Let’s see what result we get.

[6]:
train(model_mle, guide_mle)
[iter 0]  loss: 6.9315
[iter 50]  loss: 6.7310
[iter 100]  loss: 6.7301
[7]:
print("Our MLE estimate of the latent fairness is {:.3f}".format(
      pyro.param("latent_fairness").item()))
Our MLE estimate of the latent fairness is 0.601

Thus with MLE we get a point estimate of latent_fairness.

MAP

With Maximum a Posteriori estimation, we also get a point estimate of our latent variables. The difference to MLE is that these estimates will be regularized by the prior.

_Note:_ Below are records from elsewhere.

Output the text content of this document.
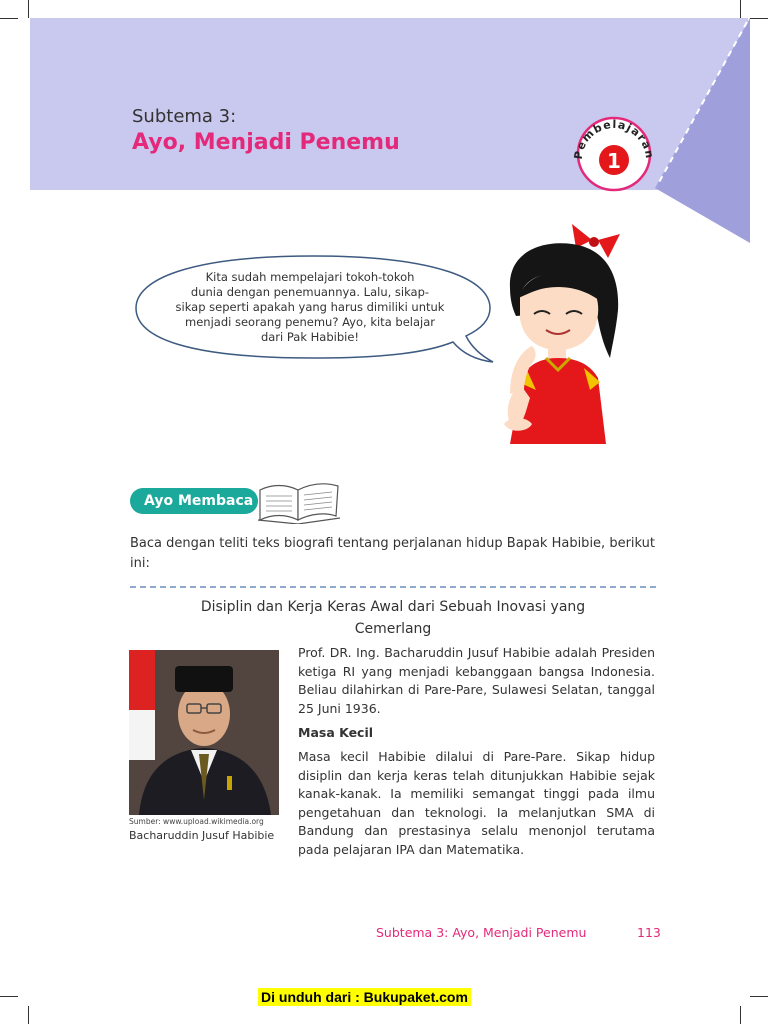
Subtema 3:
Ayo, Menjadi Penemu	Pembelajaran
1
Kita sudah mempelajari tokoh-tokoh
dunia dengan penemuannya. Lalu, sikap-
sikap seperti apakah yang harus dimiliki untuk
menjadi seorang penemu? Ayo, kita belajar
dari Pak Habibie!
Ayo Membaca
Baca dengan teliti teks biografi tentang perjalanan hidup Bapak Habibie, berikut ini:
Disiplin dan Kerja Keras Awal dari Sebuah Inovasi yang
Cemerlang
Sumber: www.upload.wikimedia.org
Bacharuddin Jusuf Habibie
Prof. DR. Ing. Bacharuddin Jusuf Habibie adalah Presiden ketiga RI yang menjadi kebanggaan bangsa Indonesia. Beliau dilahirkan di Pare-Pare, Sulawesi Selatan, tanggal 25 Juni 1936.
Masa Kecil
Masa kecil Habibie dilalui di Pare-Pare. Sikap hidup disiplin dan kerja keras telah ditunjukkan Habibie sejak kanak-kanak. Ia memiliki semangat tinggi pada ilmu pengetahuan dan teknologi. Ia melanjutkan SMA di Bandung dan prestasinya selalu menonjol terutama pada pelajaran IPA dan Matematika.
Subtema 3: Ayo, Menjadi Penemu	113
Di unduh dari : Bukupaket.com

To do MAP in Pyro we use a Delta distribution for the guide. Recall that the Delta distribution puts all its probability mass at a single value. The Delta distribution will be parameterized by a learnable parameter.

[8]:
def guide_map(data):
    f_map = pyro.param("f_map", torch.tensor(0.5),
                       constraint=constraints.unit_interval)
    pyro.sample("latent_fairness", dist.Delta(f_map))

Let’s see how this result differs from MLE.

[9]:
train(original_model, guide_map)
[iter 0]  loss: 5.6719
[iter 50]  loss: 5.6006
[iter 100]  loss: 5.6004
[10]:
print("Our MAP estimate of the latent fairness is {:.3f}".format(
      pyro.param("f_map").item()))
Our MAP estimate of the latent fairness is 0.536

To understand what’s going on note that the prior mean of the latent_fairness in our model is 0.5, since that is the mean of Beta(10.0, 10.0). The MLE estimate (which ignores the prior) gives us a result that is entirely determined by the raw counts (6 heads and 4 tails, say). In contrast the MAP estimate is regularized towards the prior mean, which is why the MAP estimate is somewhere between 0.5 and 0.6.